Il principio della Tl è basato sulla misura della luminescenza emessa scaldando fino a 450 °C materiali contenenti quarzo e feldspati, come nel caso delle argille, segnale proporzionale alla quantità di radiazioni ionizzanti assorbite nel tempo e dovute alla radioattività naturale di fondo: più è elevato il segnale di Tl misurato sul campione del reperto maggiore è la sua età, intesa come il tempo intercorso fra la misura e la cottura dell'argilla all'epoca della produzione del manufatto, il cosiddetto “tempo zero”. Un falso recentemente prodotto darà sicuramente un segnale Tl molto meno intenso o anche non rilevabile rispetto al pezzo autentico, come riportato nell'interessante review “Ceramic chronology by luminescence dating: how and when it is possible to date ceramic artefacts”, pubblicata nel 2020 da Anna Galli e collaboratori su “Archaeological and Anthropological Sciences”. Galli descrive anche una metodologia emergente, complementare alla Tl per datare le ceramiche, tuttora in fase sperimentale ma con risultati promettenti, la Rhx (ReHydroXylation). Basata sul fenomeno della re-idrossilazione delle argille cotte una volta raffreddate causata dall'assorbimento progressivo nel tempo di molecole di acqua, la metodica Rhx prevede di quantificare l'acqua riscaldando nuovamente il manufatto, riportandolo in una situazione simile a quella del “tempo zero”, e misurare quella riassorbita in un intervallo di tempo noto, un processo che segue una determinata cinetica e che permette, dunque, di fare una stima sul tempo intercorso a partire dalla lavorazione.

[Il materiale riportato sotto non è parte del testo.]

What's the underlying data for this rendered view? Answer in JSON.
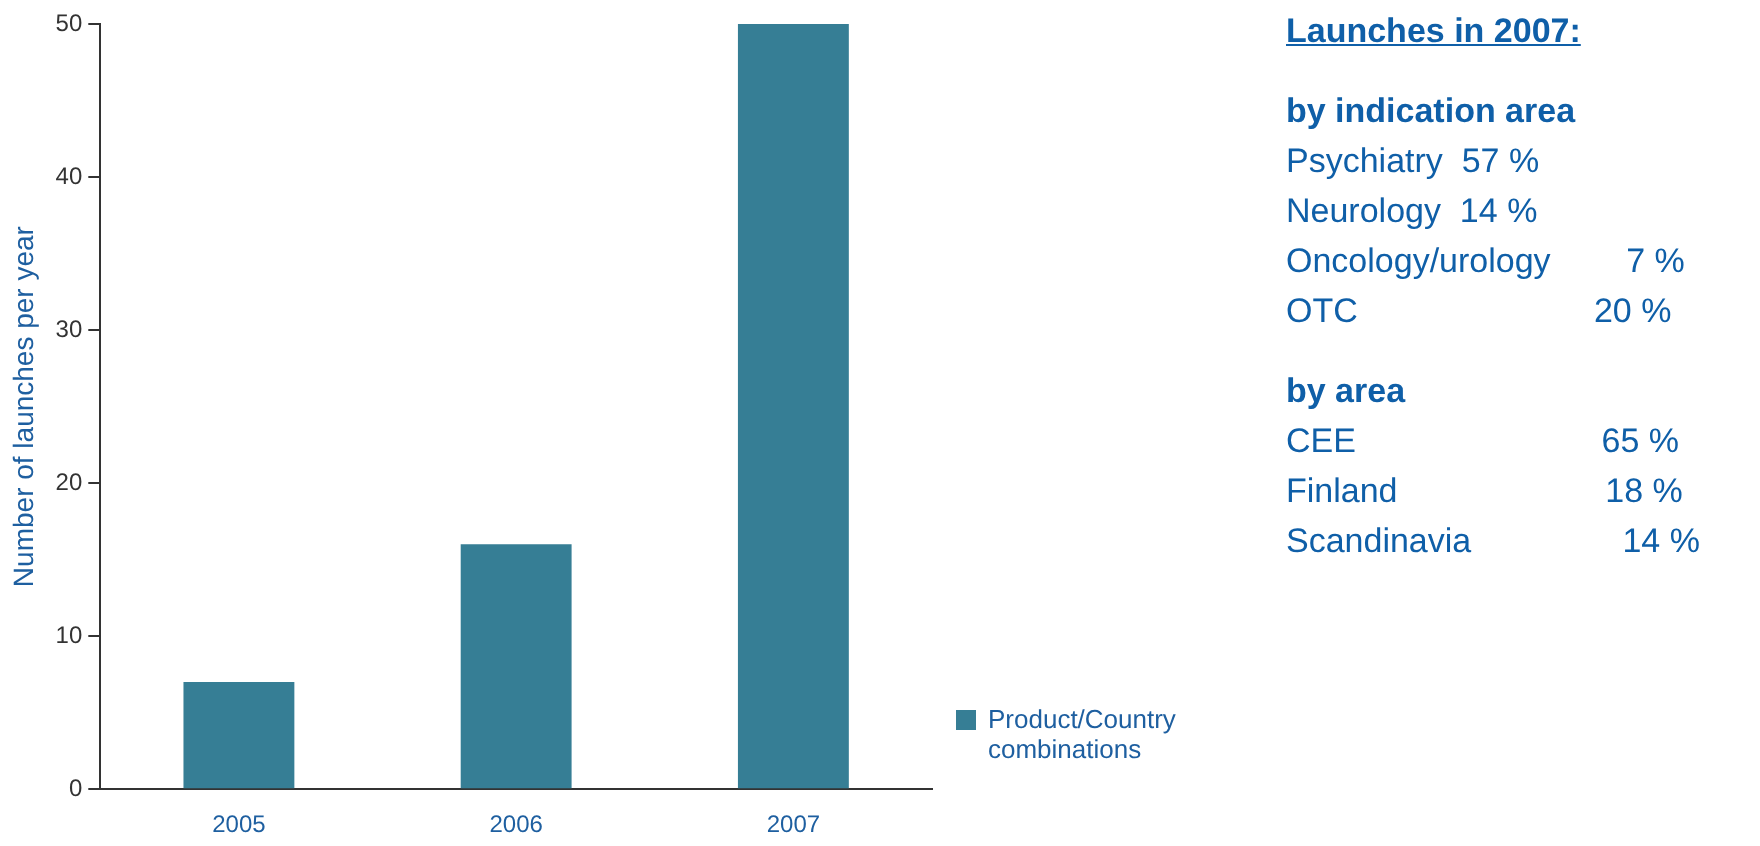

“Il contributo delle indagini scientifiche risulta di fondamentale importanza anche nel caso di attribuzioni di oggetti non archeologici. Recentemente il Cnr-Ispc in collaborazione con i carabinieri del Nucleo per la tutela del patrimonio culturale ha contribuito all'individuazione e all'autenticazione di un dipinto a olio su tela attribuito a Pablo Picasso e intitolato 'Violon Ceret'” conclude Magrini. “Gli accertamenti stilistici e scientifici svolti dai ricercatori dell'Istituto del Cnr si sono svolti avvalendosi di una serie di indagini scientifiche che hanno evidenziato la compatibilità dei pigmenti e dei materiali costitutivi del dipinto con la sua epoca di realizzazione, confermando i risultati emersi da precedenti dati stilistici e dalla ricerca di fonti documentali”.